Wednesday, 12 November 2025

Musings on Political Science

I have long been sceptical of the notion that politics can be or is a science in the sense that physics is a science. I realise, of course, as a historian and as a historian of higher education that like departments and faculties of Sociology departments or faculties of Politics or Political Science, departments and faculties established at the turn of the 19th century in the West (academic bureaucracies), imbibed deeply at the hip wells of quantitative analysis before World War II and behaviourism after World War II. I also realise that these cultural impulses had the aura of scientific analysis, a plus in the scramble of universities for government monies in the Cold War world. 

At the same time I also recognise that the more putatively descriptive conceptions and practises of Political Science are not the only ones that have been present in Political Science departments and faculties over the years. There has also been another prominent cultural strain within departments and faculties of Political Science—political science as the “theological" study of political ideas and ideologies within academic bureaucracies—the normative. 

This division between the descriptive and the normative was brought home to me again when I taught Sociology part-time at SUNY Oneonta.

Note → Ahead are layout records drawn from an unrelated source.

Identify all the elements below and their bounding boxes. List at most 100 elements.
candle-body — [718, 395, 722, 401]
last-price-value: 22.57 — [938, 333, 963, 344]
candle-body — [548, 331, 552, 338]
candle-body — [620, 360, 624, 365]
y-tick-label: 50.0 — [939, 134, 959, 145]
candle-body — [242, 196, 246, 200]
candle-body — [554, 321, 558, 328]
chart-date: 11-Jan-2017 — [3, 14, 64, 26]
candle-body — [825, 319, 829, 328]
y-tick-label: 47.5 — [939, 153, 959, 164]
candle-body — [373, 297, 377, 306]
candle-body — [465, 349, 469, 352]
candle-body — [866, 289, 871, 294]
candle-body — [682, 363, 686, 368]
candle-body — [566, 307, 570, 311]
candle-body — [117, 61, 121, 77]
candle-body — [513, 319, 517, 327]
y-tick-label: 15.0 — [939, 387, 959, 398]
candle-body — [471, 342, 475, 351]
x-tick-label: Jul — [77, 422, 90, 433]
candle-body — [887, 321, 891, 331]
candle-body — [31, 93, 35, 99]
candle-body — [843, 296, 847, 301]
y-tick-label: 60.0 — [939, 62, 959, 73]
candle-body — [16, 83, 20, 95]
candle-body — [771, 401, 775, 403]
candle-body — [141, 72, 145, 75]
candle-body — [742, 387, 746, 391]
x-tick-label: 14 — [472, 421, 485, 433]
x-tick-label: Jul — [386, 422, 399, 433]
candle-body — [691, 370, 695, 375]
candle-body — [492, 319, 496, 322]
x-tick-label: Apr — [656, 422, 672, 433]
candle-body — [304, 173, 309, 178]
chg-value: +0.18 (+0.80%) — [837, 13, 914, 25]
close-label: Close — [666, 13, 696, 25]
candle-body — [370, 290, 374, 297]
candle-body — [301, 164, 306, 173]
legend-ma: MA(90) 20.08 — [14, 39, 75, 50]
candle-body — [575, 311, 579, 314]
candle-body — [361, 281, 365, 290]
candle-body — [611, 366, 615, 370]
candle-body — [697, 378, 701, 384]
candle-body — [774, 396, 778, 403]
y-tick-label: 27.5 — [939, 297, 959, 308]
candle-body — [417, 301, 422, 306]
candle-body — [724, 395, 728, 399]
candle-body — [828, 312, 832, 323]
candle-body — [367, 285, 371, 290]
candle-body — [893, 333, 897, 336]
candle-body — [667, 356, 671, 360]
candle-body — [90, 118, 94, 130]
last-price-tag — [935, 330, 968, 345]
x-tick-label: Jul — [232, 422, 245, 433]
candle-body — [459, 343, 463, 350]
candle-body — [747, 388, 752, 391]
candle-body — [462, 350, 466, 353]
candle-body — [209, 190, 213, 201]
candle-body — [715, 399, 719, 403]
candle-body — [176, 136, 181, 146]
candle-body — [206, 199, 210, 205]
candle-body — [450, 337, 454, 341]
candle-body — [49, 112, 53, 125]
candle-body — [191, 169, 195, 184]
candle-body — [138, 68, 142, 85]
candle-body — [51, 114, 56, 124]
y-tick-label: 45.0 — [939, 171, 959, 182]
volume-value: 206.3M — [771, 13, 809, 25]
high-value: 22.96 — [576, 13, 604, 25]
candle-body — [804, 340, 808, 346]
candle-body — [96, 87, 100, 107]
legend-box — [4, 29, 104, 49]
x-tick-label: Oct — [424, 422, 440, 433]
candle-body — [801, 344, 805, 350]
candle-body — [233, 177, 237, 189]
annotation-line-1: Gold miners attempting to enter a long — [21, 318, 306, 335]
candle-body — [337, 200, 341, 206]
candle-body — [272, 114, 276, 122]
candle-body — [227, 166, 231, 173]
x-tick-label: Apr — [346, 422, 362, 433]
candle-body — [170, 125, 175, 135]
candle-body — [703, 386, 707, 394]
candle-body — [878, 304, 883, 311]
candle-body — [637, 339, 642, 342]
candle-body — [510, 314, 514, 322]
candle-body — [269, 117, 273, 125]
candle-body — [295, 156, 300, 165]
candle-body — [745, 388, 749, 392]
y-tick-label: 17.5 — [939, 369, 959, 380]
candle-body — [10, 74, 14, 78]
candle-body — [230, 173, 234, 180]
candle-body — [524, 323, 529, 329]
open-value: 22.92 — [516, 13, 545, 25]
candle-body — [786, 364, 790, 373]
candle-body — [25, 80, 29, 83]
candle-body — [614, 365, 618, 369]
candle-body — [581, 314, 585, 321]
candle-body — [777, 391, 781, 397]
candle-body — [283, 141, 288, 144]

At the time Sociology and Political Science were united into one Department at the College. They no longer are. At the beginning of one school term—which one I don’t recall—I met a new faculty member in Political Science. We briefly bonded due to the fact that both of us had ties to the late Indiana University, me as an undergraduate student, him as a postgraduate student in Indiana’s summer Russian language programme. 

This bond, as I hinted, did not last long. I recall that at the beginning of term in the second year he taught in the Department I mentioned to him, upon arriving back on campus, that I had just finished reading David Priestland’s excellent book on the history of global communism. I thought he, as a Political Scientist, would be interested in the book and we could converse on it. I was wrong. He looked at me quizzically and asked me why anyone would want to read a book on communism, which to him was apparently a dinosaur best laid to rest (I, by the way, suspect communism and other countercultural political theories and practises will be around as long as their are inequalities on some scale). I was taken aback: a political scientist who was not interested in the history of politics? But then I realised what his normative response to a book on the history of communism told me. It told me that for normative focused political scientists, or at least this normative oriented political scientist, communism was dead, should be dead, and that some variation of liberalism, in his case, was the best of all possible “democratic" worlds.

Normative political scientists of all political and ideological persuasions engage in intellectual work or labour that might be called applied or practical political science. Some might even call those who do such work demagogues. The work of these applied political scientists—some might refer to it as a form of social engineering—is generally ignored or limited in application to real world political issues if it is applied. Occasionally social engineering intellectuals do come to power, such as, for example, when theocrats dominated Europe Catholic and Orthodox and when they came to power in the Soviet Union after the Bolshevik Revolution. Neither instance of intellectuals in power is, at least for me, a good advertisement for applied political science.

Anyway getting back to the best of all possible “democratic” worlds, leaving aside the issue of whether any Western nation (or any nation for that matter) is truly democratic (none, even Iceland, are) I must admit that I do get a kind of pleasure, a pleasure some may find perverse, from watching normative political scientists squirm. Normative political scientists of whatever ideological persuasion seem to regard themselves as the vanguard of a movement toward some utopian radiant future. Parenthetically and paradoxically, the communist intellectual elite saw themselves as just such a vanguard as well. And this, the notion that they are a vanguard and that history is moving in a more “enlightened” direction, causes all sorts of problems for them and that is kind of funny in a farcical and satirical sort of way.

I no longer teach so I really don’t know what is going on in Political Science departments and faculties these days but I can hazard an educated guess. I suspect that many if not all of these liberal political scientists are now pulling their hair, wringing their hands, furrowing their brows, and perhaps even shaking the dust off their feat at the success of the populist know nothing right in “democratic” elections in the United States and beyond. I also suspect that they are engaged in all sorts of uncomfortable perorations in order to try to salvage their belief that “democracy”, faux oligarchic “democracy", is the best of all possible worlds even after it has given us successful right wing populist fascist parties just as it did before World War II. Of course, they too can question, just as they have before, whether this is “true” democracy, a phrase that raises once again the issues of vanguardism and the role ideology plays in the social and cultural construction of such a vanguard. History, it seems, ever repeats.